Why is x=0 equivalent to x=''

Question

I am stumped as to why the below console.log is not called based on the code below. x certainly does not equal '' since it is set to 0

var x=0;

if (x!=''){
  console.log('here', x);
}

Answer 1

You need to use !== instead of !=

var x = 0;

if (x !== ''){
  console.log('here', x);
}

Same goes for === instead of ==

This is because the triple equals checks the type as well, otherwise the values get coerced into being "truthy" or "falsey" values.

console.log(0 == '');   //>true
console.log(0 === '');  //>false
console.log(3 == '3');  //>true
console.log(3 === '3'); //>false

Answer 2

Here's a pretty good article explaining "truthiness" and "falsiness" in JavaScript:

https://j11y.io/javascript/truthy-falsey/

To get around it, use strict comparisons, !== and ===.

Answer 3

This is because 0 is a falsy value (https://developer.mozilla.org/en-US/docs/Glossary/Falsy)

if (0) console.log("hi, I'm a falsy value)

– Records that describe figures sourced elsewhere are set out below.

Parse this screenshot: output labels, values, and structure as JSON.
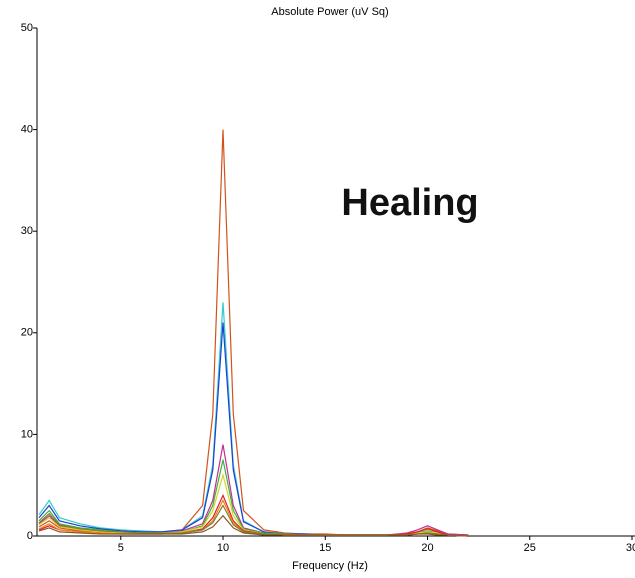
{
  "chart_data": {
    "type": "line",
    "title": "Absolute Power (uV Sq)",
    "x_label": "Frequency (Hz)",
    "annotation": "Healing",
    "x": [
      1,
      1.5,
      2,
      3,
      4,
      5,
      6,
      7,
      8,
      9,
      9.5,
      10,
      10.5,
      11,
      12,
      13,
      14,
      15,
      16,
      17,
      18,
      19,
      19.5,
      20,
      20.5,
      21,
      22
    ],
    "series": [
      {
        "color": "#d2521e",
        "values": [
          0.9,
          1.5,
          0.8,
          0.5,
          0.4,
          0.3,
          0.3,
          0.3,
          0.6,
          3,
          12,
          40,
          12,
          2.5,
          0.6,
          0.3,
          0.2,
          0.2,
          0.1,
          0.1,
          0.1,
          0.2,
          0.4,
          0.8,
          0.5,
          0.2,
          0.1
        ]
      },
      {
        "color": "#33cccc",
        "values": [
          2.1,
          3.5,
          1.8,
          1.2,
          0.8,
          0.6,
          0.5,
          0.4,
          0.6,
          2,
          7,
          23,
          7,
          1.5,
          0.4,
          0.2,
          0.2,
          0.1,
          0.1,
          0.1,
          0.1,
          0.2,
          0.3,
          0.5,
          0.3,
          0.1,
          0
        ]
      },
      {
        "color": "#1f3fd0",
        "values": [
          1.8,
          3,
          1.5,
          1,
          0.7,
          0.5,
          0.4,
          0.4,
          0.6,
          1.8,
          6.5,
          21,
          6.5,
          1.4,
          0.4,
          0.2,
          0.2,
          0.1,
          0.1,
          0.1,
          0.1,
          0.2,
          0.3,
          0.4,
          0.3,
          0.1,
          0
        ]
      },
      {
        "color": "#c0308f",
        "values": [
          1.2,
          2,
          1,
          0.7,
          0.5,
          0.4,
          0.3,
          0.3,
          0.5,
          1.2,
          3.5,
          9,
          3,
          0.8,
          0.3,
          0.2,
          0.1,
          0.1,
          0.1,
          0.1,
          0.1,
          0.3,
          0.6,
          1,
          0.6,
          0.2,
          0.1
        ]
      },
      {
        "color": "#40b040",
        "values": [
          1.5,
          2.5,
          1.2,
          0.8,
          0.6,
          0.4,
          0.3,
          0.3,
          0.4,
          1,
          3,
          7.5,
          2.5,
          0.7,
          0.3,
          0.2,
          0.1,
          0.1,
          0.1,
          0.1,
          0.1,
          0.2,
          0.3,
          0.5,
          0.3,
          0.1,
          0
        ]
      },
      {
        "color": "#d4d42a",
        "values": [
          1.1,
          1.8,
          0.9,
          0.6,
          0.4,
          0.3,
          0.3,
          0.3,
          0.4,
          0.9,
          2.5,
          6,
          2,
          0.6,
          0.2,
          0.1,
          0.1,
          0.1,
          0.1,
          0.1,
          0.1,
          0.2,
          0.3,
          0.4,
          0.3,
          0.1,
          0
        ]
      },
      {
        "color": "#e02020",
        "values": [
          0.6,
          1,
          0.6,
          0.4,
          0.3,
          0.2,
          0.2,
          0.2,
          0.3,
          0.7,
          1.8,
          4,
          1.5,
          0.5,
          0.2,
          0.1,
          0.1,
          0.1,
          0.1,
          0.1,
          0.1,
          0.2,
          0.4,
          0.7,
          0.4,
          0.1,
          0
        ]
      },
      {
        "color": "#f08020",
        "values": [
          0.7,
          1.2,
          0.6,
          0.4,
          0.3,
          0.2,
          0.2,
          0.2,
          0.3,
          0.6,
          1.5,
          3.5,
          1.3,
          0.4,
          0.2,
          0.1,
          0.1,
          0.1,
          0.1,
          0.1,
          0.1,
          0.1,
          0.2,
          0.3,
          0.2,
          0.1,
          0
        ]
      },
      {
        "color": "#808030",
        "values": [
          1.3,
          2.2,
          1.1,
          0.7,
          0.5,
          0.4,
          0.3,
          0.3,
          0.3,
          0.6,
          1.3,
          3,
          1.1,
          0.4,
          0.2,
          0.1,
          0.1,
          0.1,
          0.1,
          0.1,
          0.1,
          0.1,
          0.2,
          0.3,
          0.2,
          0.1,
          0
        ]
      },
      {
        "color": "#8b5a2b",
        "values": [
          0.5,
          0.8,
          0.4,
          0.3,
          0.2,
          0.2,
          0.2,
          0.2,
          0.2,
          0.4,
          0.9,
          2,
          0.8,
          0.3,
          0.1,
          0.1,
          0.1,
          0.1,
          0.1,
          0.1,
          0.1,
          0.1,
          0.2,
          0.2,
          0.1,
          0.1,
          0
        ]
      }
    ],
    "xlim": [
      1,
      30
    ],
    "xticks": [
      5,
      10,
      15,
      20,
      25,
      30
    ],
    "ylim": [
      0,
      50
    ],
    "yticks": [
      0,
      10,
      20,
      30,
      40,
      50
    ],
    "grid": false
  }
}
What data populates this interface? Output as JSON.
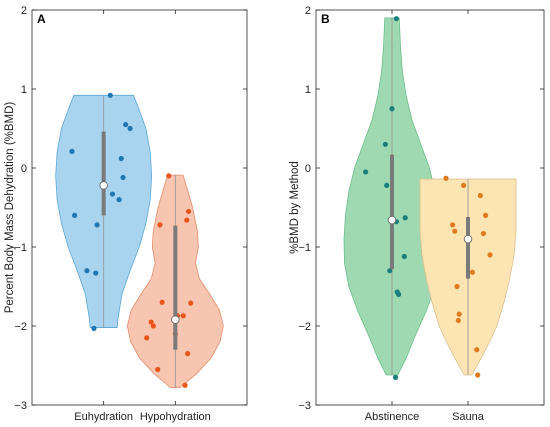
{
  "chart_data": [
    {
      "type": "violin",
      "panel_label": "A",
      "ylabel": "Percent Body Mass Dehydration (%BMD)",
      "ylim": [
        -3,
        2
      ],
      "yticks": [
        -3,
        -2,
        -1,
        0,
        1,
        2
      ],
      "categories": [
        "Euhydration",
        "Hypohydration"
      ],
      "series": [
        {
          "category": "Euhydration",
          "fill": "#a8d4ef",
          "dot": "#1f77b4",
          "edge": "#5aa7d6",
          "median": -0.22,
          "q1": -0.6,
          "q3": 0.46,
          "min": -2.02,
          "max": 0.92,
          "violin_profile": [
            [
              -2.02,
              0.28
            ],
            [
              -1.9,
              0.3
            ],
            [
              -1.6,
              0.38
            ],
            [
              -1.3,
              0.55
            ],
            [
              -1.0,
              0.74
            ],
            [
              -0.7,
              0.88
            ],
            [
              -0.4,
              0.97
            ],
            [
              -0.1,
              1.0
            ],
            [
              0.2,
              0.97
            ],
            [
              0.5,
              0.88
            ],
            [
              0.8,
              0.7
            ],
            [
              0.92,
              0.62
            ]
          ],
          "points": [
            {
              "x": -0.72,
              "y": 0.21
            },
            {
              "x": -0.66,
              "y": -0.6
            },
            {
              "x": -0.38,
              "y": -1.3
            },
            {
              "x": -0.18,
              "y": -1.33
            },
            {
              "x": -0.15,
              "y": -0.72
            },
            {
              "x": -0.22,
              "y": -2.03
            },
            {
              "x": 0.15,
              "y": 0.92
            },
            {
              "x": 0.2,
              "y": -0.33
            },
            {
              "x": 0.35,
              "y": -0.4
            },
            {
              "x": 0.4,
              "y": 0.12
            },
            {
              "x": 0.5,
              "y": 0.55
            },
            {
              "x": 0.6,
              "y": 0.5
            },
            {
              "x": 0.44,
              "y": -0.12
            }
          ]
        },
        {
          "category": "Hypohydration",
          "fill": "#f8c5b1",
          "dot": "#e8561b",
          "edge": "#e58e6e",
          "median": -1.92,
          "q1": -2.3,
          "q3": -0.73,
          "min": -2.78,
          "max": -0.09,
          "violin_profile": [
            [
              -2.78,
              0.1
            ],
            [
              -2.6,
              0.45
            ],
            [
              -2.4,
              0.75
            ],
            [
              -2.2,
              0.93
            ],
            [
              -2.0,
              1.0
            ],
            [
              -1.8,
              0.92
            ],
            [
              -1.6,
              0.72
            ],
            [
              -1.4,
              0.5
            ],
            [
              -1.2,
              0.42
            ],
            [
              -1.0,
              0.48
            ],
            [
              -0.8,
              0.46
            ],
            [
              -0.5,
              0.36
            ],
            [
              -0.25,
              0.24
            ],
            [
              -0.09,
              0.16
            ]
          ],
          "points": [
            {
              "x": -0.65,
              "y": -2.15
            },
            {
              "x": -0.55,
              "y": -1.95
            },
            {
              "x": -0.4,
              "y": -2.55
            },
            {
              "x": -0.3,
              "y": -1.7
            },
            {
              "x": -0.35,
              "y": -0.72
            },
            {
              "x": -0.15,
              "y": -0.1
            },
            {
              "x": 0.0,
              "y": -2.1
            },
            {
              "x": 0.05,
              "y": -1.87
            },
            {
              "x": 0.18,
              "y": -1.87
            },
            {
              "x": 0.22,
              "y": -2.75
            },
            {
              "x": 0.28,
              "y": -2.35
            },
            {
              "x": 0.3,
              "y": -0.55
            },
            {
              "x": 0.26,
              "y": -0.66
            },
            {
              "x": 0.35,
              "y": -1.71
            },
            {
              "x": -0.5,
              "y": -2.0
            }
          ]
        }
      ]
    },
    {
      "type": "violin",
      "panel_label": "B",
      "ylabel": "%BMD by Method",
      "ylim": [
        -3,
        2
      ],
      "yticks": [
        -3,
        -2,
        -1,
        0,
        1,
        2
      ],
      "categories": [
        "Abstinence",
        "Sauna"
      ],
      "series": [
        {
          "category": "Abstinence",
          "fill": "#9ed9b1",
          "dot": "#1a7f7a",
          "edge": "#6bbf8a",
          "median": -0.66,
          "q1": -1.28,
          "q3": 0.17,
          "min": -2.62,
          "max": 1.9,
          "violin_profile": [
            [
              -2.62,
              0.12
            ],
            [
              -2.4,
              0.3
            ],
            [
              -2.1,
              0.5
            ],
            [
              -1.8,
              0.72
            ],
            [
              -1.5,
              0.9
            ],
            [
              -1.2,
              0.99
            ],
            [
              -0.9,
              1.0
            ],
            [
              -0.6,
              0.97
            ],
            [
              -0.3,
              0.9
            ],
            [
              0.0,
              0.78
            ],
            [
              0.3,
              0.6
            ],
            [
              0.6,
              0.42
            ],
            [
              0.9,
              0.3
            ],
            [
              1.2,
              0.22
            ],
            [
              1.5,
              0.18
            ],
            [
              1.9,
              0.15
            ]
          ],
          "points": [
            {
              "x": -0.6,
              "y": -0.05
            },
            {
              "x": -0.15,
              "y": 0.3
            },
            {
              "x": -0.12,
              "y": -0.22
            },
            {
              "x": -0.05,
              "y": -1.3
            },
            {
              "x": 0.0,
              "y": 0.75
            },
            {
              "x": 0.1,
              "y": -0.68
            },
            {
              "x": 0.12,
              "y": -1.57
            },
            {
              "x": 0.15,
              "y": -1.6
            },
            {
              "x": 0.08,
              "y": -2.65
            },
            {
              "x": 0.3,
              "y": -0.63
            },
            {
              "x": 0.28,
              "y": -1.12
            },
            {
              "x": 0.72,
              "y": -1.05
            },
            {
              "x": 0.1,
              "y": 1.89
            }
          ]
        },
        {
          "category": "Sauna",
          "fill": "#fde5b3",
          "dot": "#e07b1d",
          "edge": "#dcc08f",
          "median": -0.9,
          "q1": -1.4,
          "q3": -0.62,
          "min": -2.62,
          "max": -0.14,
          "violin_profile": [
            [
              -2.62,
              0.08
            ],
            [
              -2.4,
              0.28
            ],
            [
              -2.2,
              0.45
            ],
            [
              -2.0,
              0.6
            ],
            [
              -1.7,
              0.75
            ],
            [
              -1.4,
              0.87
            ],
            [
              -1.1,
              0.96
            ],
            [
              -0.8,
              1.0
            ],
            [
              -0.5,
              1.0
            ],
            [
              -0.3,
              1.0
            ],
            [
              -0.14,
              1.0
            ]
          ],
          "points": [
            {
              "x": -0.5,
              "y": -0.13
            },
            {
              "x": -0.35,
              "y": -0.72
            },
            {
              "x": -0.3,
              "y": -0.8
            },
            {
              "x": -0.25,
              "y": -1.5
            },
            {
              "x": -0.2,
              "y": -1.85
            },
            {
              "x": -0.22,
              "y": -1.93
            },
            {
              "x": -0.1,
              "y": -0.22
            },
            {
              "x": 0.1,
              "y": -1.32
            },
            {
              "x": 0.2,
              "y": -2.3
            },
            {
              "x": 0.22,
              "y": -2.62
            },
            {
              "x": 0.28,
              "y": -0.35
            },
            {
              "x": 0.35,
              "y": -0.83
            },
            {
              "x": 0.4,
              "y": -0.6
            },
            {
              "x": 0.5,
              "y": -1.1
            }
          ]
        }
      ]
    }
  ]
}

if you want to check the exact type and value try === operator

if (x === 0) console.log("zero here)

Answer 4

This is because you are using Loose Equality

Loose equality compares two values for equality, after converting both values to a common type. After conversions (one or both sides may undergo conversions), the final equality comparison is performed exactly as === performs it.

The == converts both the operands to common type. Here 0 is Number so it will convert '' to Number using Number('') And Number('') returns 0 so thats why 0 == ''.
If you want to avoid this you may use === and !==

console.log(Number(''))//0

var x = 0;
if (x !== ''){
  console.log('here', x);
}